The history of the Jews in Lithuania spans the period from the 8th century to the present day. There is still a small community in that country, as well as an extensive Lithuanian Jewish diaspora in Israel, the United States and other countries. For more detail, see Lithuanian Jews.

As early as the 8th century Jews lived in parts of the Lithuanian territory. Beginning with that period they conducted trade between Russia, Lithuania, and the Baltic, especially Jomsborg (Vineta or Wollin, in Pomerania), and other cities on the Vistula, Oder, and Elbe.

The origin of the Jews of Lithuania has been the subject of much speculation. It is believed that they were made up of two distinct streams of Jewish immigration. The older and significantly smaller of the two entered the territory that would later become the Grand Duchy of Lithuania from the east. These early immigrants spoke Judeo-Slavic dialects which distinguished them from the later Jewish immigrants who entered the region from the Germanic lands.

While the origin of these eastern Jews is not certain, historical evidence places Jewish refugees from Babylonia, Palestine, the Byzantine Empire and other Jewish refugees and settlers in the lands between the Baltic and Black Seas that would become part of the Grand Duchy of Lithuania. The later and much larger stream of immigration originated in the 12th century and received an impetus from the persecution of the German Jews by the Crusaders. The traditional language of the vast majority of Jews of Lithuania, Yiddish, is based largely upon the Medieval German spoken by the western Germanic Jewish immigrants.

The peculiar conditions that prevailed in Lithuania compelled the first Jewish settlers to adopt a different mode of life from that followed by their western co-religionists. In the Lithuania of that day there were no cities in the western sense of the word, no Magdeburg Rights or close guilds.

With the campaign of Gediminas and his subjugation of Kiev and Volhynia (1320–1321) the Jewish inhabitants of these territories were induced to spread throughout the northern provinces of the Grand Duchy of Lithuania.

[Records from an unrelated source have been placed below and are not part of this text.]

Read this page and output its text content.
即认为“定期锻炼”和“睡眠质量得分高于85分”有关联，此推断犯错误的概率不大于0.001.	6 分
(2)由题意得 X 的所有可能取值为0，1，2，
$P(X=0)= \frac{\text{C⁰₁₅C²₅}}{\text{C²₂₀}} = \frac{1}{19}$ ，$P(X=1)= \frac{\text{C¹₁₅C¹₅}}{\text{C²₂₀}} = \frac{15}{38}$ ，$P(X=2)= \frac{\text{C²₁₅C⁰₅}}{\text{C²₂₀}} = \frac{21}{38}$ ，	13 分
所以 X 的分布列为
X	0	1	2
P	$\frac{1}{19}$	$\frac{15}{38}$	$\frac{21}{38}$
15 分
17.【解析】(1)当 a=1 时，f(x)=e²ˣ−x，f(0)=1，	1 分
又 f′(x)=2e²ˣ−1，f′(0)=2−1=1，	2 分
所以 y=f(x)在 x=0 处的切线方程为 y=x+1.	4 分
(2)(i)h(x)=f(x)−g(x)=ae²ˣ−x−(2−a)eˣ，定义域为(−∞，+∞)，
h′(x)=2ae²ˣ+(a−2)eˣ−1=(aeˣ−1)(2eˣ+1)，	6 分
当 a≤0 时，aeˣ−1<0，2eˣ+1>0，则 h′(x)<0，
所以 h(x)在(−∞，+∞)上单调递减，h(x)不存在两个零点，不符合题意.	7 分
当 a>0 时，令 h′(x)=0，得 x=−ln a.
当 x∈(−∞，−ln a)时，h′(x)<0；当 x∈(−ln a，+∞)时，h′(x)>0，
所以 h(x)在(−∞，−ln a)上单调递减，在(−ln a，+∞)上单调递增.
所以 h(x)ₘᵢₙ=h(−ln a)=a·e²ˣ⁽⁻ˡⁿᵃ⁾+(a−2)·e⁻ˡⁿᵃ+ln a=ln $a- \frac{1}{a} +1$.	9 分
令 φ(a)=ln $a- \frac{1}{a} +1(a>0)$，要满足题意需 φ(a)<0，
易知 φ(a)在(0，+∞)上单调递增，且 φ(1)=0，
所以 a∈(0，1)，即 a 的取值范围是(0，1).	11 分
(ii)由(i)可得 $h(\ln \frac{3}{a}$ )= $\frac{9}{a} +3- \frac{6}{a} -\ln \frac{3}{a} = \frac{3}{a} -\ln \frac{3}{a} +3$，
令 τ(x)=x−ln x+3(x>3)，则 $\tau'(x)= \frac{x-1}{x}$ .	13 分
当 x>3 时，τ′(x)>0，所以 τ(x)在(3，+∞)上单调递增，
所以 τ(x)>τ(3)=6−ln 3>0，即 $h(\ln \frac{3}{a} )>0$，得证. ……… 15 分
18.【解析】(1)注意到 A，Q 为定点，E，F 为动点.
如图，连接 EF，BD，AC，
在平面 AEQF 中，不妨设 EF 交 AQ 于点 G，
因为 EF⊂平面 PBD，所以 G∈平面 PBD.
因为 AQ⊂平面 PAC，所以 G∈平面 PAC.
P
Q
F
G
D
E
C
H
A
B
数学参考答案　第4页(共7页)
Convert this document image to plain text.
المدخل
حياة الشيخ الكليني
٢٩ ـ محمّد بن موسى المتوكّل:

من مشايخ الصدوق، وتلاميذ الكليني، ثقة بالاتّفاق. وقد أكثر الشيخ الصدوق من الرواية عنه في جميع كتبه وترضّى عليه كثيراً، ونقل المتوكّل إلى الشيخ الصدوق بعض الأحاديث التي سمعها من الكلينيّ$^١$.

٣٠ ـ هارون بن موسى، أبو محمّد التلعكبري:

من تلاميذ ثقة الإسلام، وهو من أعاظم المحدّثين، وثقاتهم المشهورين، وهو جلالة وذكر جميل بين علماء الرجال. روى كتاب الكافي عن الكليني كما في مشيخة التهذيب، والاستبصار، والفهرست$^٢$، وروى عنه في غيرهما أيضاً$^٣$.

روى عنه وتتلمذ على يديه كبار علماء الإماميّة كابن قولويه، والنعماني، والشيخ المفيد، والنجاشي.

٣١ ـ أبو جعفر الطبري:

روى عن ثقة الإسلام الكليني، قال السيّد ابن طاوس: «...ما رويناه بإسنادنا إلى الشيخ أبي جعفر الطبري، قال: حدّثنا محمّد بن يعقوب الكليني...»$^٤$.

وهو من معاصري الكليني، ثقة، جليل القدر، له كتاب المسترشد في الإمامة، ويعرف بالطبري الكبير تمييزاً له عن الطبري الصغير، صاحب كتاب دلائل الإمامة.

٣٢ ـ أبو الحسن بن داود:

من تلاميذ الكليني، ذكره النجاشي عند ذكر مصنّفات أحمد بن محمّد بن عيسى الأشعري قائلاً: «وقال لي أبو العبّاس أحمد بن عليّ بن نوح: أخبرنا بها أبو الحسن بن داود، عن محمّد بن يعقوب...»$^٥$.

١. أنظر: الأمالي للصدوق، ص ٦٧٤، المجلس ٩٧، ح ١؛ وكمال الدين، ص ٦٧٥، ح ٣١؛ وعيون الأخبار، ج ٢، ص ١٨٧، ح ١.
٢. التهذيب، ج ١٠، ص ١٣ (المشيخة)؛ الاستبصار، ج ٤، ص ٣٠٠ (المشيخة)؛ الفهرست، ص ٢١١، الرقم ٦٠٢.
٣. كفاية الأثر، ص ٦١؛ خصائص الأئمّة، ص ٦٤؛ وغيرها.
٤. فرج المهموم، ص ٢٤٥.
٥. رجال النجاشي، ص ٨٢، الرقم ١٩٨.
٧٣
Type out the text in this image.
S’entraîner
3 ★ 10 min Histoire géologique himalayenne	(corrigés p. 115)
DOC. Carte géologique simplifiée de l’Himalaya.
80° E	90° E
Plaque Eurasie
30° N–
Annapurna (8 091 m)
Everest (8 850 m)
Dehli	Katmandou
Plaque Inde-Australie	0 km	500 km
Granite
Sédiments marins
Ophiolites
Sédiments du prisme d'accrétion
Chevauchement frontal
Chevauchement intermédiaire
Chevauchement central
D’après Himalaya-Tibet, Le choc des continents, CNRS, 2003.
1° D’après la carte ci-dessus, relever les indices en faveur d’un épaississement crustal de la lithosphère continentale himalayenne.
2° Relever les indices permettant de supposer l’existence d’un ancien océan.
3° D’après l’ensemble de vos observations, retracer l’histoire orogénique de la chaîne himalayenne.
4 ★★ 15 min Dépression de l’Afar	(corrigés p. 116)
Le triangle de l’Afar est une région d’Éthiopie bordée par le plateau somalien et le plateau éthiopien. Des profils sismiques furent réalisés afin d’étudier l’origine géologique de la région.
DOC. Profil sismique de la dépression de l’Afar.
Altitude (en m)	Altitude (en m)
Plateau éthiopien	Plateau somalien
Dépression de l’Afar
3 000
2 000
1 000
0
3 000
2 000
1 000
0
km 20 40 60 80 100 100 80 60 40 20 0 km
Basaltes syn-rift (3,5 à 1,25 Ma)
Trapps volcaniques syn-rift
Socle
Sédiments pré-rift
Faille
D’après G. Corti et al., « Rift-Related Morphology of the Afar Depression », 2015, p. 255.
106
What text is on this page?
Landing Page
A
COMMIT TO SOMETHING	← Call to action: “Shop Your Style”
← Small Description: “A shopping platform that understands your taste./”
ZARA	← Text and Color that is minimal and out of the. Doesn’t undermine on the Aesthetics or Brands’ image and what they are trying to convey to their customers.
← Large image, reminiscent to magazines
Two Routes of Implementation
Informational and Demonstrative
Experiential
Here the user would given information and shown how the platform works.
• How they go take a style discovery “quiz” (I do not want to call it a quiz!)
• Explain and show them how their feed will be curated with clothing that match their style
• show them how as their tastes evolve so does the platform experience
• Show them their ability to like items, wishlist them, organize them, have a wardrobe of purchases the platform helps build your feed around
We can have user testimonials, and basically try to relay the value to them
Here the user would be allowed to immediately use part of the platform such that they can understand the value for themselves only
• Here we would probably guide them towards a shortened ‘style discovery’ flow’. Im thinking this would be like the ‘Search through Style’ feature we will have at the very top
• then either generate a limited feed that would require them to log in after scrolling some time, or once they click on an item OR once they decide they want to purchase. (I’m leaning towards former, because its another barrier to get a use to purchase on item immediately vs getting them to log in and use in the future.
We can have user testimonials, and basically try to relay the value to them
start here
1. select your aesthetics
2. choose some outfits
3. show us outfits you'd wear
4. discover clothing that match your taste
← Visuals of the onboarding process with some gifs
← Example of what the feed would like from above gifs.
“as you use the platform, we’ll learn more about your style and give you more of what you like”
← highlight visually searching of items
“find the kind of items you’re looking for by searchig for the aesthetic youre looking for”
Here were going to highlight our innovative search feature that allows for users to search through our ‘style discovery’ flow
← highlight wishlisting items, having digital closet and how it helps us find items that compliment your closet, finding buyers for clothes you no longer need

The probable importance of the southern Jews in the development of Lithuania is indicated by their numerical prominence in Volhynia in the 13th century. According to an annalist who describes the funeral of the grand duke Vladimir Vasilkovich in the city of Vladimir (Volhynia), "the Jews wept at his funeral as at the fall of Jerusalem, or when being led into the Babylonian captivity." This sympathy and the record thereof would seem to indicate that long before the event in question the Jews had enjoyed considerable prosperity and influence, and this gave them a certain standing under the new régime. They took an active part in the development of the new cities under the tolerant rule of Gediminas.